Je ne te comprends pas. Qu’est-ce que tu veux ? Qu’on t’admire ?
Un peu.
Le refuge:
Je pense que chaque individu marié est condamné, en fin de compte, à imaginer une aventure extraconjugale
La nostalgie:
Avant, nous tombions malades en même temps. Nous n’avions alors que Shira comme enfant. Ma mère venait et l’emmenait, et nous restions seuls tous les deux. Entourés de mouchoirs en papier. À tousser. Brûlants de fièvre. Nous préparant du thé au citron.
Nous racontant des rêves bizarres. Riant aux éclats. Toussant encore. Heureux.
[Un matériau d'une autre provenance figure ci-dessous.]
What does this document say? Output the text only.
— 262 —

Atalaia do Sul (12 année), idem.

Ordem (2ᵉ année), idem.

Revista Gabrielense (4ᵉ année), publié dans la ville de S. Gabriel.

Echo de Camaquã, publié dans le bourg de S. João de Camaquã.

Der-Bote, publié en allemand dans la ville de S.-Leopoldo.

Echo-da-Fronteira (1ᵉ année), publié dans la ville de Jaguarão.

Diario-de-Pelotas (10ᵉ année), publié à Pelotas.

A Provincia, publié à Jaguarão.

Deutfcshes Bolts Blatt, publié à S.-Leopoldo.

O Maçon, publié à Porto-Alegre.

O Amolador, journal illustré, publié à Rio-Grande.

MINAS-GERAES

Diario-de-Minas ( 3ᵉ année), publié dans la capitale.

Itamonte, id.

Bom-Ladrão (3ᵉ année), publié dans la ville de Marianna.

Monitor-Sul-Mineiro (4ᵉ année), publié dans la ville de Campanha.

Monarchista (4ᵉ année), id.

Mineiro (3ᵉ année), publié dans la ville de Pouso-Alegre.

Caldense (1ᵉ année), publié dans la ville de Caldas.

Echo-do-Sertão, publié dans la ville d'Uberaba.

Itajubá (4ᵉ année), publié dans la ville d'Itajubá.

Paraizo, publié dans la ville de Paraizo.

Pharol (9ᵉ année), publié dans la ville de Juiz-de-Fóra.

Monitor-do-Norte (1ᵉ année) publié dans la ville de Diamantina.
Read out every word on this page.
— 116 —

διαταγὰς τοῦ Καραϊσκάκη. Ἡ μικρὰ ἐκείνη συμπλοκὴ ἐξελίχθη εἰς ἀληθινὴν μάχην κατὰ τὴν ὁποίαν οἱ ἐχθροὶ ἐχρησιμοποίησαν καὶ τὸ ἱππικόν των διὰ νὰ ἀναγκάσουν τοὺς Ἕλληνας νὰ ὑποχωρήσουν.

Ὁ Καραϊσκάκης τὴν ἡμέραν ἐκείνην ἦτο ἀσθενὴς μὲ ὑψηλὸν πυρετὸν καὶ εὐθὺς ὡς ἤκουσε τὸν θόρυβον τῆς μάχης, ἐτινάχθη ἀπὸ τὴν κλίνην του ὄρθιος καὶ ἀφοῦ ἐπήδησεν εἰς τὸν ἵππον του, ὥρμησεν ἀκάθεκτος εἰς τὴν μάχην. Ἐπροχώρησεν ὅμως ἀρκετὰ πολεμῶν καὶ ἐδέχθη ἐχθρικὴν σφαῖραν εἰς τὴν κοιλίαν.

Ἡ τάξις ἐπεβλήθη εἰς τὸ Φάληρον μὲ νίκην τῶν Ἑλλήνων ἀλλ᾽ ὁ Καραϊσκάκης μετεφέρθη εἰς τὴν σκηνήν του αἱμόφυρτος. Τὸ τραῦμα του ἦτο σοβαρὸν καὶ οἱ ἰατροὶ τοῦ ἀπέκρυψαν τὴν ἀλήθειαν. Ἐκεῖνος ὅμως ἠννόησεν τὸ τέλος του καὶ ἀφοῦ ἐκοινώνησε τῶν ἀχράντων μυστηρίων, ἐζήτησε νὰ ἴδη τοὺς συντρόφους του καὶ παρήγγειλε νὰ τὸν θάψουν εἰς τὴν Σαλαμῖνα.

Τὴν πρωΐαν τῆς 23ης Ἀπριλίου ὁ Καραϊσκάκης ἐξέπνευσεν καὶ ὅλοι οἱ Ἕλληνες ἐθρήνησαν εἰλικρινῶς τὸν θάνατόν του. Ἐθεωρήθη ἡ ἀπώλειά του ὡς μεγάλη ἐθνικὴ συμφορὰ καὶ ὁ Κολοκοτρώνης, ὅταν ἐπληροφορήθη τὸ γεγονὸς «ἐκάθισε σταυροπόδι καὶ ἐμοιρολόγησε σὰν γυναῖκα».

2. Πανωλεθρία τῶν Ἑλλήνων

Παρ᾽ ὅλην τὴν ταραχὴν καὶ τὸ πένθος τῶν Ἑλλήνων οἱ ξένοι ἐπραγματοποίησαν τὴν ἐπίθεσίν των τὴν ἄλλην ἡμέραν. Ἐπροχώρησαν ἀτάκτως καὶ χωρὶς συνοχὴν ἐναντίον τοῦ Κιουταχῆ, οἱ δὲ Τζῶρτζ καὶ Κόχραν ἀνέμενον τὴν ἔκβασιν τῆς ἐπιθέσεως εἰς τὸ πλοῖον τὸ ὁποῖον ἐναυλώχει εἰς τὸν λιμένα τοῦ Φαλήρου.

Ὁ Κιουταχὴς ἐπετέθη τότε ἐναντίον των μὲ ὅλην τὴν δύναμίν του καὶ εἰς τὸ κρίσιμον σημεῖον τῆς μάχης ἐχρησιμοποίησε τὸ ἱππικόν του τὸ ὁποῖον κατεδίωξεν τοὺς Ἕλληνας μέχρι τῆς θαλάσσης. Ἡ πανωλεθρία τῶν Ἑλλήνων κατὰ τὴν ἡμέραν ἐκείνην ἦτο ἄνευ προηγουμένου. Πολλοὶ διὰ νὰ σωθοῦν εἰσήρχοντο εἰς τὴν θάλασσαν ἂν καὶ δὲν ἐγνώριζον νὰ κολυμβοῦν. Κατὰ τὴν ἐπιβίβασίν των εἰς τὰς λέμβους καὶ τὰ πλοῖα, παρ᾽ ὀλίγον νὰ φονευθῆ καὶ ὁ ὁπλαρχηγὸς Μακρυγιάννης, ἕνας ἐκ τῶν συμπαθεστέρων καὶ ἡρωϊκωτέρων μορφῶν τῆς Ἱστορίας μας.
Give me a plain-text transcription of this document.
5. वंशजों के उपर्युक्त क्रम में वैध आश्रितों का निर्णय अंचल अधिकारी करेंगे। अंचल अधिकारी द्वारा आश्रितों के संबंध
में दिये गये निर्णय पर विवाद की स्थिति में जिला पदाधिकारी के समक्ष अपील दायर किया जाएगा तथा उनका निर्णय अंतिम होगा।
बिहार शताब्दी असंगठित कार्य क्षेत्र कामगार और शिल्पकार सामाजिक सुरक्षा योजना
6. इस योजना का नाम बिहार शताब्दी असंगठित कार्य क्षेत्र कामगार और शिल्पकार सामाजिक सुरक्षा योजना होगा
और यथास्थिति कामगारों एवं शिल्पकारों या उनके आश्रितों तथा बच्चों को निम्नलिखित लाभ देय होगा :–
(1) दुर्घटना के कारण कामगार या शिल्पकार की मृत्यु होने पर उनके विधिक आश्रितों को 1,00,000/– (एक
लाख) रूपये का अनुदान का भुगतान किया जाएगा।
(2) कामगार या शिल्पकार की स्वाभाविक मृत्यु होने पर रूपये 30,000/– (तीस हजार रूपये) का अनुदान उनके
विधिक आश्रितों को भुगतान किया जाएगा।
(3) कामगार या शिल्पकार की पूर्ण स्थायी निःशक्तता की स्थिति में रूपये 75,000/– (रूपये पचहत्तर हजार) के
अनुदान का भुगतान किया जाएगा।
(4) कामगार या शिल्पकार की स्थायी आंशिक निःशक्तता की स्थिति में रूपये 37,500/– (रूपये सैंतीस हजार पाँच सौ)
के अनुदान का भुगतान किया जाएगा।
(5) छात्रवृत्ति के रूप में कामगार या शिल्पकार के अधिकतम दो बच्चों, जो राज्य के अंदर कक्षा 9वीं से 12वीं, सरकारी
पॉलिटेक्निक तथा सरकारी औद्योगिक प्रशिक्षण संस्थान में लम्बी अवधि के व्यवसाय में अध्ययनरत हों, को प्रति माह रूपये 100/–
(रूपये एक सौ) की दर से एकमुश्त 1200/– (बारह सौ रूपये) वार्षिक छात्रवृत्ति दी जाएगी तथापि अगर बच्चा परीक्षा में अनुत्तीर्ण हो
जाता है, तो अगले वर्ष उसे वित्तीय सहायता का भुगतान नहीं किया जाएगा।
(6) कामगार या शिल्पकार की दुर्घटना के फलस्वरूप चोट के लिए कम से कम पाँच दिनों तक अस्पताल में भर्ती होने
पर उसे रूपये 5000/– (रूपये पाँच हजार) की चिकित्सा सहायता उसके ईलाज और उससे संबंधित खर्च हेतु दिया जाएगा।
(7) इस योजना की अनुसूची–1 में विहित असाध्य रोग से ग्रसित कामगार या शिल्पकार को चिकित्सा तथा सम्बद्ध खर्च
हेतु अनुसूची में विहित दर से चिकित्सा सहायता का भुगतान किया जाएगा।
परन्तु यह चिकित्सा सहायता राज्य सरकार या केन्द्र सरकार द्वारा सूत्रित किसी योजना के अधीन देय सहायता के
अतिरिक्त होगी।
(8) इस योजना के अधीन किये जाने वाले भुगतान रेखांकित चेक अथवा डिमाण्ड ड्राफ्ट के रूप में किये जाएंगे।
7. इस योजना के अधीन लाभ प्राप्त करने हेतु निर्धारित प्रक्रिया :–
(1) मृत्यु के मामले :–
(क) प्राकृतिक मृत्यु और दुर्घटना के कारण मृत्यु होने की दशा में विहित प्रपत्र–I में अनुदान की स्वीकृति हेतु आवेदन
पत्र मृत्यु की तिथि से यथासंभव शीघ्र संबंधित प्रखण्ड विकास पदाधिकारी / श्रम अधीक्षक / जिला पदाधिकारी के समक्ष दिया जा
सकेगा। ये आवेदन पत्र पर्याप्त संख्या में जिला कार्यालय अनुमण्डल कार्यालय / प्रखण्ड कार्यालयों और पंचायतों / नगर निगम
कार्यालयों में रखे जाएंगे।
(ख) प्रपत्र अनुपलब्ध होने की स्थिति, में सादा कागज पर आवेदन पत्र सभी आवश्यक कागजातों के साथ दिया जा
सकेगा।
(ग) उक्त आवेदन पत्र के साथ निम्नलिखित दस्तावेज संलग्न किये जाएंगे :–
Enfin qq citations intéressantes sans rapport à sa compagne;
“Ce qui compte dans des cas pareils, c’est pas le pouvoir de la mort, mais la force de la vie. Et votre fils possède une puissante force de vie
Sur l’écriture:
l’essence de l’écriture incarne la tentative de donner une voix à autrui
Sur l’écrivain:
Lorsqu’un écrivain n’écrit pas, il est déboussolé et inquiet et, lorsqu’il écrit, il est replié sur lui-même et inquiet.
Sur les rapports israelo-palestiniens:
À mes yeux, il n’y a pas des bons et des mauvais dans cette histoire, uniquement des forts et des faibles
Sur les jeunes:
dix-huit ou vingt ans et des poussières, me plaît ; j’aime bien parler à des jeunes de cet âge.
Ils sont encore malléables. Leur esprit est encore ouvert
Sur le bonheur:
Qu’à partir d’un certain âge, c’est plus difficile d’éprouver du bonheur
Enfin sur le monde actuel ,
Et l’univers déborde de menteurs aujourd’hui, le mensonge est devenu la monnaie planétaire d’échange
et cela a été écrit avant le Corona et les dernières élections américaines
Touchant par sa sincérité et son auto-prospection, écrit simplement mais judicieusement si l’on veut fuir notre réalité 2021 Covid-19
Les livres représentent parfois – pour les lecteurs et pour les auteurs – un puits où se terrer.
Et cette interview aussi est une sorte de puits.